Editor Rights

Editor Rights

At Global Journals®, editors play a central role in safeguarding the scholarly record. As such, we recognise and grant a set of rights and prerogatives to editors, while also outlining the responsibilities that accompany them. This page describes those rights, guidance on their appropriate use, and how they support editorial independence, integrity, and accountability.

Editor Rights vs.
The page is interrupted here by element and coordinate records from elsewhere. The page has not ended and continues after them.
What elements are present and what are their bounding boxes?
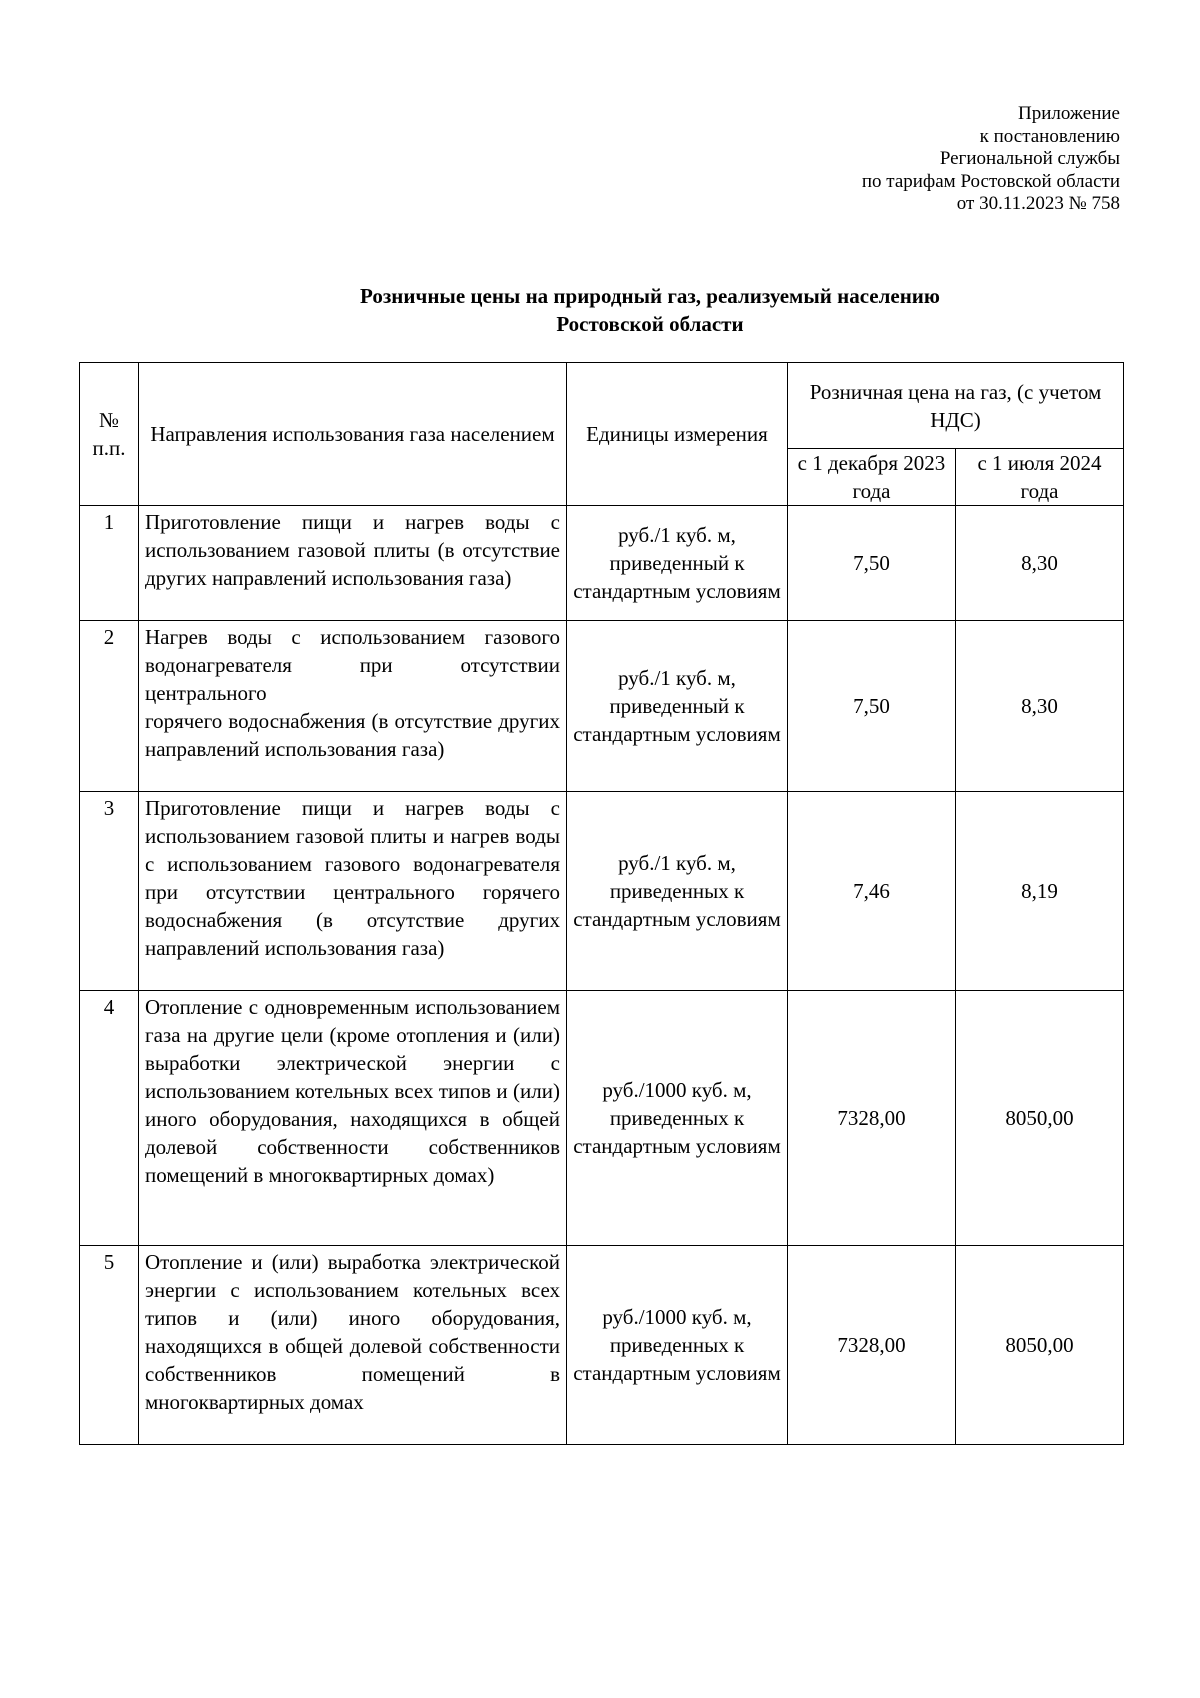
row-unit: руб./1 куб. м, приведенный к стандартным условиям (567, 621, 788, 792)
header-price-group: Розничная цена на газ, (с учетом НДС) (788, 363, 1124, 449)
row-number: 3 (80, 792, 139, 991)
row-number: 2 (80, 621, 139, 792)
header-period-1: с 1 декабря 2023 года (788, 449, 956, 506)
table-header-row (80, 363, 1124, 449)
table-row (80, 621, 1124, 792)
table-row (80, 1246, 1124, 1445)
row-price-dec-2023: 7,50 (788, 506, 956, 621)
row-direction-part: горячего водоснабжения (в отсутствие других направлений использования газа) (145, 709, 560, 761)
row-price-dec-2023: 7,50 (788, 621, 956, 792)
row-price-dec-2023: 7328,00 (788, 991, 956, 1246)
appendix-line: от 30.11.2023 № 758 (956, 193, 1120, 214)
row-price-jul-2024: 8,19 (956, 792, 1124, 991)
document-title (220, 282, 1080, 338)
appendix-line: Региональной службы (939, 148, 1120, 169)
row-unit: руб./1000 куб. м, приведенных к стандартным условиям (567, 1246, 788, 1445)
row-direction: Отопление и (или) выработка электрической энергии с использованием котельных всех типов и (или) иного оборудования, находящихся в общей долевой собственности собственников помещений в многоквартирных домах (139, 1246, 567, 1445)
appendix-line: по тарифам Ростовской области (861, 170, 1120, 192)
row-price-jul-2024: 8,30 (956, 621, 1124, 792)
appendix-line: к постановлению (979, 125, 1120, 147)
appendix-header (862, 103, 1120, 216)
table-row (80, 506, 1124, 621)
header-num: № п.п. (80, 363, 139, 506)
row-unit: руб./1000 куб. м, приведенных к стандартным условиям (567, 991, 788, 1246)
row-price-jul-2024: 8,30 (956, 506, 1124, 621)
appendix-line: Приложение (1018, 103, 1120, 124)
header-direction: Направления использования газа населением (139, 363, 567, 506)
row-direction: Приготовление пищи и нагрев воды с использованием газовой плиты (в отсутствие других направлений использования газа) (139, 506, 567, 621)
row-price-dec-2023: 7,46 (788, 792, 956, 991)
row-unit: руб./1 куб. м, приведенных к стандартным условиям (567, 792, 788, 991)
header-period-2: с 1 июля 2024 года (956, 449, 1124, 506)
table-row (80, 991, 1124, 1246)
table-row (80, 792, 1124, 991)
row-unit: руб./1 куб. м, приведенный к стандартным условиям (567, 506, 788, 621)
document-title-line: Розничные цены на природный газ, реализуемый населению (360, 284, 940, 308)
row-number: 4 (80, 991, 139, 1246)
header-unit: Единицы измерения (567, 363, 788, 506)
row-direction: Приготовление пищи и нагрев воды с использованием газовой плиты и нагрев воды с использованием газового водонагревателя при отсутствии центрального горячего водоснабжения (в отсутствие других направлений использования газа) (139, 792, 567, 991)
row-number: 1 (80, 506, 139, 621)
row-price-dec-2023: 7328,00 (788, 1246, 956, 1445)
row-price-jul-2024: 8050,00 (956, 1246, 1124, 1445)
document-title-line: Ростовской области (556, 312, 744, 336)
row-direction: Отопление с одновременным использованием газа на другие цели (кроме отопления и (или) выработки электрической энергии с использованием котельных всех типов и (или) иного оборудования, находящихся в общей долевой собственности собственников помещений в многоквартирных домах) (139, 991, 567, 1246)
row-number: 5 (80, 1246, 139, 1445)
row-direction-part: Нагрев воды с использованием газового водонагревателя при отсутствии центрального (145, 625, 560, 705)
row-price-jul-2024: 8050,00 (956, 991, 1124, 1246)
row-direction (139, 621, 567, 792)
price-table (79, 362, 1124, 1445)
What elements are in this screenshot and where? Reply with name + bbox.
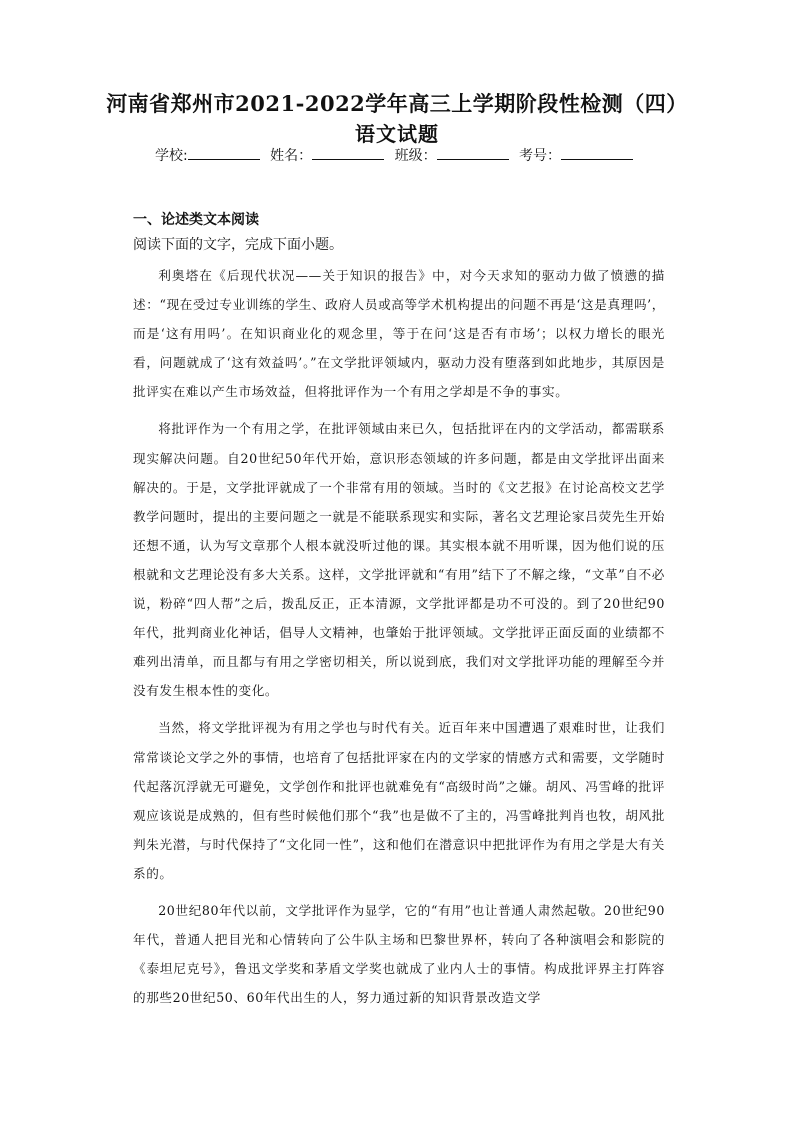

Editor Responsibilities

Editor Rights
Corresponding Responsibilities
0.1
Editorial Independence & Decision Authority
Editors have autonomous control over acceptance, revisions, or rejection decisions.

Make decisions based on scientific merit, not external pressure, recuse from manuscripts with conflicts of interest.

0.2
Access to Support & Tools
Right to receive technical, legal, procedural support (e.g. plagiarism checking, editing systems).

Use support responsibly, maintain skills, request guidance when needed.

0.3
Full Disclosure & Conflict Awareness

Right to demand transparency from authors, reviewers, and other editors.

Disclose your own conflicts, act impartially, guard against bias.

0.4
Confidential Handling

Right to confidentiality in editorial materials, communications, reviewer reports.

Never share or misuse privileged information, enforce confidentiality among collaborators.

0.5
Protection & Support in Ethical Actions
Right to backing from publisher when enforcing ethics (retraction, correction, rejecting unethical work).

Apply ethical policy in good faith, document decisions, escalate when necessary.

0.6
Right to Performance Review and Recourse
Right to fair evaluation and the ability to respond or appeal.

Engage openly with evaluations, improve based on feedback, adhere to editorial policies.